Warmer. Burning. Epidemic-Challenged. Expensive. The California Dream Is Over. - bookofjoe
https://www.washingtonpost.com/national/wildfires-california-dream-compromise/2020/09/12/780e80da-f465-11ea-a852-eb7526c580f4_story.html
======
onecommentman
Take anything written by local media about other regions of the USA (anything
outside of a 100 mile radius of their HQ) with half a pound of salt. Including
(especially?) the Washington Post and the New York Times. They’re just as
parochial as the Peoria Journal Star in their own way.

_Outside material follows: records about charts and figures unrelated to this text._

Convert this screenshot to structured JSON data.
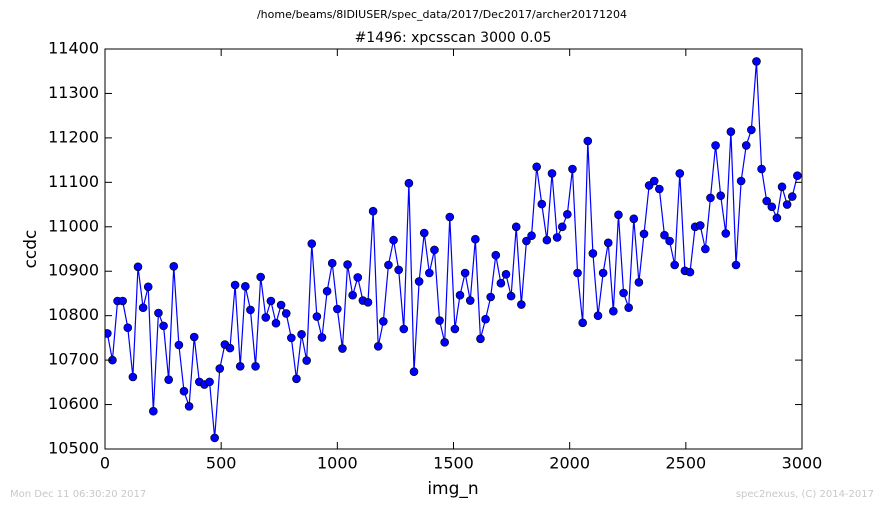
{
  "chart_data": {
    "type": "line",
    "header": "/home/beams/8IDIUSER/spec_data/2017/Dec2017/archer20171204",
    "title": "#1496: xpcsscan 3000 0.05",
    "xlabel": "img_n",
    "ylabel": "ccdc",
    "footer_left": "Mon Dec 11 06:30:20 2017",
    "footer_right": "spec2nexus, (C) 2014-2017",
    "xlim": [
      0,
      3000
    ],
    "xticks": [
      0,
      500,
      1000,
      1500,
      2000,
      2500,
      3000
    ],
    "ylim": [
      10500,
      11400
    ],
    "yticks": [
      10500,
      10600,
      10700,
      10800,
      10900,
      11000,
      11100,
      11200,
      11300,
      11400
    ],
    "x": [
      10,
      32,
      54,
      76,
      98,
      120,
      142,
      164,
      186,
      208,
      230,
      252,
      274,
      296,
      318,
      340,
      362,
      384,
      406,
      428,
      450,
      472,
      494,
      516,
      538,
      560,
      582,
      604,
      626,
      648,
      670,
      692,
      714,
      736,
      758,
      780,
      802,
      824,
      846,
      868,
      890,
      912,
      934,
      956,
      978,
      1000,
      1022,
      1044,
      1066,
      1088,
      1110,
      1132,
      1154,
      1176,
      1198,
      1220,
      1242,
      1264,
      1286,
      1308,
      1330,
      1352,
      1374,
      1396,
      1418,
      1440,
      1462,
      1484,
      1506,
      1528,
      1550,
      1572,
      1594,
      1616,
      1638,
      1660,
      1682,
      1704,
      1726,
      1748,
      1770,
      1792,
      1814,
      1836,
      1858,
      1880,
      1902,
      1924,
      1946,
      1968,
      1990,
      2012,
      2034,
      2056,
      2078,
      2100,
      2122,
      2144,
      2166,
      2188,
      2210,
      2232,
      2254,
      2276,
      2298,
      2320,
      2342,
      2364,
      2386,
      2408,
      2430,
      2452,
      2474,
      2496,
      2518,
      2540,
      2562,
      2584,
      2606,
      2628,
      2650,
      2672,
      2694,
      2716,
      2738,
      2760,
      2782,
      2804,
      2826,
      2848,
      2870,
      2892,
      2914,
      2936,
      2958,
      2980
    ],
    "series": [
      {
        "color": "#0000ff",
        "values": [
          10760,
          10700,
          10833,
          10833,
          10773,
          10662,
          10910,
          10818,
          10865,
          10585,
          10806,
          10777,
          10656,
          10911,
          10734,
          10630,
          10596,
          10752,
          10651,
          10645,
          10651,
          10525,
          10681,
          10735,
          10727,
          10869,
          10686,
          10866,
          10813,
          10686,
          10887,
          10796,
          10833,
          10783,
          10824,
          10805,
          10750,
          10658,
          10758,
          10699,
          10962,
          10798,
          10751,
          10855,
          10918,
          10815,
          10726,
          10915,
          10846,
          10886,
          10834,
          10830,
          11035,
          10731,
          10787,
          10914,
          10970,
          10903,
          10770,
          11098,
          10674,
          10877,
          10986,
          10896,
          10948,
          10789,
          10740,
          11022,
          10770,
          10846,
          10896,
          10834,
          10972,
          10748,
          10792,
          10842,
          10936,
          10873,
          10893,
          10844,
          11000,
          10825,
          10968,
          10980,
          11135,
          11051,
          10970,
          11120,
          10976,
          11000,
          11028,
          11130,
          10896,
          10784,
          11193,
          10940,
          10800,
          10896,
          10964,
          10810,
          11027,
          10851,
          10818,
          11018,
          10875,
          10984,
          11093,
          11103,
          11085,
          10981,
          10968,
          10914,
          11120,
          10901,
          10898,
          11000,
          11003,
          10950,
          11065,
          11183,
          11070,
          10985,
          11214,
          10914,
          11103,
          11183,
          11218,
          11372,
          11130,
          11058,
          11045,
          11020,
          11090,
          11050,
          11068,
          11115
        ]
      }
    ]
  }
}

If anyone is bothered, make a note to send a box of oranges to the WaPo
editors during the next blizzard in DC. That was the standard response in the
1900s.

------
chmaynard
This is a classic "new journalism" puff piece. The author(s) probably never
left their desk to do any serious investigative work. I wasted 10 minutes
reading it.

------
bookofjoe
[https://archive.vn/9rXBq](https://archive.vn/9rXBq)

------
bookofjoe
I just received this email re: this article from a friend who lives in Foster
City (S.F. Bay Area):

>This article is completely true in everything it so sadly illustrates. Many
are leaving and have been for while, and it’s not atypical for so many of us
to consider where we might go. But there is also the reality that while the
average guy leaves, for a “better” quality of life, the wealthy are still
coming. The weather is still the weather here and if you can afford it,
well... you do.

OK, I admit, the issue of climate change and its attendant disasters are
tugging at the consciousness of everyone, but even the Loma Prieta and
Northridge earthquakes were eventually forgotten. The smoke is frightening,
but for most people on the coast, it’s an inconvenience that passes as the
season passes.

In my little burb of Foster City, we are breaking ground in a few weeks on a
project to raise our levee, in anticipation of a potential hundred-year storm.
It’s disconcerting, thinking about living in a bowl surrounded by bay. It’s
also sad, as they are closing portions of my bike trail for the next three
years and the noise and dust will make life less livable.

I’ve thought about leaving. The smoke is choking and having had two
spontaneous pneumothoraxes, I’m particularly protective of my lungs.

I live in a paid-for house that needs work. The roof is old, the foundation
possibly crumbling, the windows need replacing, and we can hear every sound
through the walls. It was built of matchsticks in 1966, and is now worth much
more than it’s cheap construction should warrant. I have thought about selling
it and moving to Texas, where I could buy a sprawling ranch, or Sante Fe where
I could have breathtaking vistas or Oregon, where I could buy a historic
Victorian and decorate it until I die.

My parents have passed, my family history less pulling. I have a brother in
Fresno where the temp regularly reaches 110 now, another nearby who actually
hates the liberal politics here. He wants to leave too. My kids are college
age, they would return to any nest I build, but the California coast still has
the weather. The mansions I could buy elsewhere would trap me in their climate
controlled paradise. Some days, as I’m flying along the water on my trike,
breathing the normally fresh air and feeling the cool breeze on a sunny day, I
think how lucky I am to be here.

Who knows, that may change. One really strong temblor, or fire seasons that
stretch into winter, or that hundred-year flood might send me to San Antonio
or Tucson or West Virginia or even Vermont. But I don’t really like change and
while the idea of a fresh start might have been exhilarating even a decade
ago, the reality of packing up the detritus of a long life is totally
unappealing now. More likely, I will just continue to peruse those beautiful
listings on Zillow and stay in what I’ve come to feel is the center of the
universe, waiting for the smoke to clear.